Conseiller du Président : corriger les frontières ne créera pas de précédent

L'hebdomadaire français renommé “Le Journal du Dimanche”, dans son dernier numéro, a accordé une attention particulière au dialogue Kosovo-Serbie. Selon ce médium, le temps est une question cruciale, malgré ce président serbe Vuciq et le président du Kosovo Thaci ont refusé de tenir leurs négociations en présence du médiateur européen Federica Moghrini. “Pourtant, deux semaines [...]
L'hebdomadaire français renommé “Le Journal du Dimanche”, dans son dernier numéro, a accordé une attention particulière au dialogue Kosovo-Serbie. Selon ce médium, le temps est une question cruciale, malgré ce président serbe Vuciq et le président du Kosovo Thaci ont refusé de tenir leurs négociations en présence du médiateur européen Federica Moghrini.
“Cependant, il y a deux semaines à Vienne, ils avaient accepté de tout faire pour parvenir à un accord de paix d'ici le printemps 2019. Sans cet accord, les deux États ne pourront pas demander l'adhésion à l'Union européenne et le Kosovo ne pourra pas non plus adhérer à l'ONU, car sa candidature est bloquée par la Russie”, écrit “Le Journal du Dimanche”
Le journal français écrit cependant que des progrès indéniables ont été réalisés dans le processus de dialogue. Selon elle, les deux citoyens ont déjà passé de nombreuses heures à discuter, et cet été ils ont décidé d'examiner un éventuel échange de territoires, par un changement de frontière qui tiendrait compte du fardeau des minorités ethniques.
Ils ont appris à se respecter. Leur relation n'est pas fondée sur la confiance ou l'amitié, mais sur la nécessité de discuter et de négocier en faveur d'un accord stable et pacifique”, Bekim Colak, ancien ministre de l'intégration européenne du Kosovo et un des négociateurs en chef de la délégation de Pristina, écrit “Le Journal du Dimanche”

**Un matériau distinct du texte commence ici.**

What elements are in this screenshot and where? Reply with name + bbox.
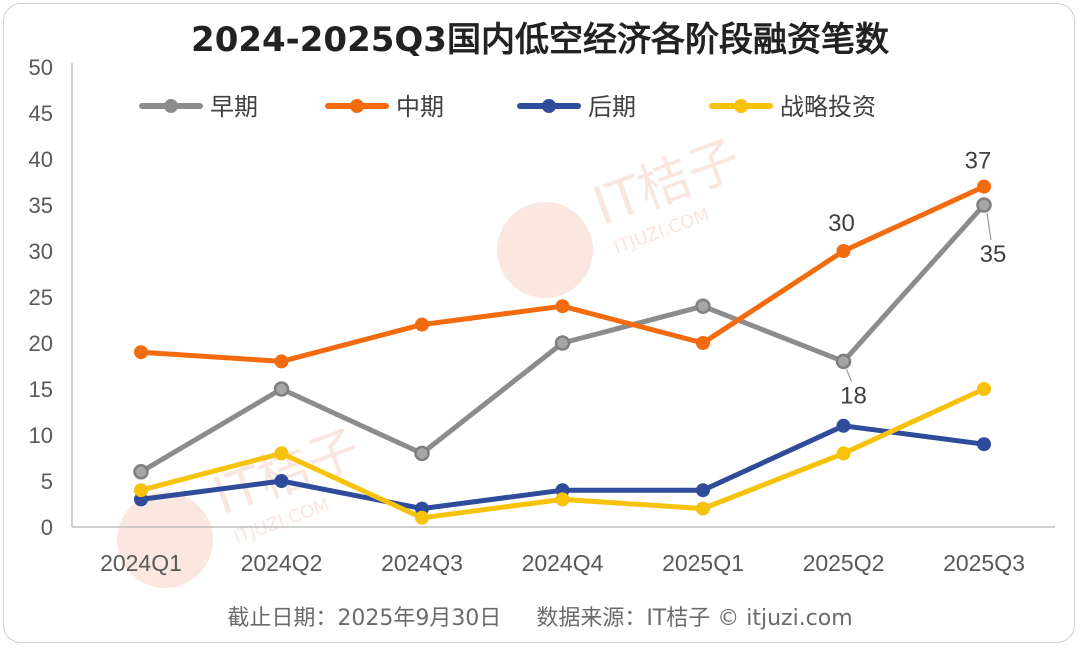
series-0 [133,197,992,480]
legend-label: 战略投资 [780,93,876,121]
legend-label: 中期 [396,93,444,121]
data-point [555,492,570,507]
y-tick-label: 50 [29,55,53,80]
annotation-group: 30 37 18 35 [828,148,1006,410]
data-label: 35 [980,241,1007,268]
data-point [696,501,710,516]
legend-marker [542,99,556,113]
y-tick-label: 30 [29,239,53,264]
data-label: 37 [965,148,992,175]
data-point [977,179,991,194]
legend-marker [164,99,178,113]
data-point [414,445,430,462]
data-label: 18 [840,382,867,409]
data-point [133,464,149,480]
data-point [555,299,570,314]
data-point [977,382,991,396]
y-tick-label: 45 [29,101,53,126]
x-tick-label: 2024Q2 [241,550,323,576]
y-tick-label: 20 [29,331,53,356]
data-point [134,483,148,498]
y-tick-label: 25 [29,285,53,310]
y-tick-label: 40 [29,147,53,172]
legend-item: 后期 [517,93,636,121]
x-tick-label: 2024Q3 [381,550,463,576]
data-point [273,381,290,397]
annotation-leader [986,212,992,241]
legend-item: 战略投资 [709,93,876,121]
data-point [695,298,711,314]
data-point [836,244,851,258]
data-point [696,483,710,498]
footer-date: 截止日期：2025年9月30日 [227,606,502,631]
series-3 [134,382,991,525]
x-tick-label: 2025Q1 [662,550,744,576]
data-point [835,353,852,370]
x-tick-label: 2025Q2 [803,550,885,576]
data-point [274,474,289,488]
y-tick-label: 15 [29,377,53,402]
series-group [133,179,992,525]
data-point [696,336,710,350]
chart-title: 2024-2025Q3国内低空经济各阶段融资笔数 [191,20,889,60]
y-tick-label: 5 [41,469,53,494]
data-point [836,418,851,433]
data-point [836,446,851,461]
legend-marker [734,99,748,113]
y-tick-label: 35 [29,193,53,218]
series-1 [134,179,991,369]
data-point [976,197,992,213]
watermark-logo-icon [117,492,213,588]
data-point [415,510,429,525]
data-label: 30 [828,210,855,237]
data-point [274,354,289,369]
legend-item: 早期 [139,93,258,121]
x-tick-label: 2025Q3 [943,550,1025,576]
data-point [415,317,429,332]
chart-card [3,3,1075,643]
footer: 截止日期：2025年9月30日 数据来源：IT桔子 © itjuzi.com [0,600,1080,632]
y-tick-label: 10 [29,423,53,448]
data-point [554,335,571,351]
legend-item: 中期 [325,93,444,121]
legend-label: 后期 [588,93,636,121]
annotation-leader [845,369,853,382]
legend-marker [350,99,364,113]
data-point [134,345,148,360]
y-tick-label: 0 [41,515,53,540]
watermark-logo-icon [497,202,593,298]
legend-label: 早期 [210,93,258,121]
axes-group: 0 5 10 15 20 25 30 35 40 45 50 2024Q1 2024Q2 2024Q3 20… [29,55,1055,576]
legend: 早期 中期 后期 战略投资 [139,93,876,121]
x-tick-label: 2024Q4 [522,550,604,576]
footer-source: 数据来源：IT桔子 © itjuzi.com [536,606,853,631]
data-point [977,437,991,452]
x-tick-label: 2024Q1 [100,550,182,576]
data-point [274,446,289,461]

Selon lui, au cours de ces années de dialogue, ils ont appris à se respecter mutuellement et ont compris qu'ils doivent faire preuve de responsabilité et de courage s'ils veulent obtenir l'approbation publique au sein de leurs États respectifs pour un accord de paix qui a longtemps été jugé impossible.
Colak a également été interrogé sur l'accord final, le soutien à la correction des frontières des États-Unis et de la France, ainsi que sur l'opposition de l'Allemagne, qui craint que le Kosovo ne serve de modèle pour la réorganisation des frontières d'autres États des Balkans.
Mais le funk pour “Le Journal du Dimanche” a nié que cela pourrait arriver. Il a souligné que l'accord entre le Kosovo et la Serbie créera une paix à long terme.
“Nous ne croyons pas que la correction de notre frontière avec la Serbie servira de prétexte à d'autres pays de la région pour modifier leurs frontières”, ajoute Bekim Colak.
Il a dit que la dernière phase de normalisation des relations entre le Kosovo et la Serbie devrait commencer dès que possible.
Mais cela prouvera que ce changement peut être négocié avec succès et pacifiquement”.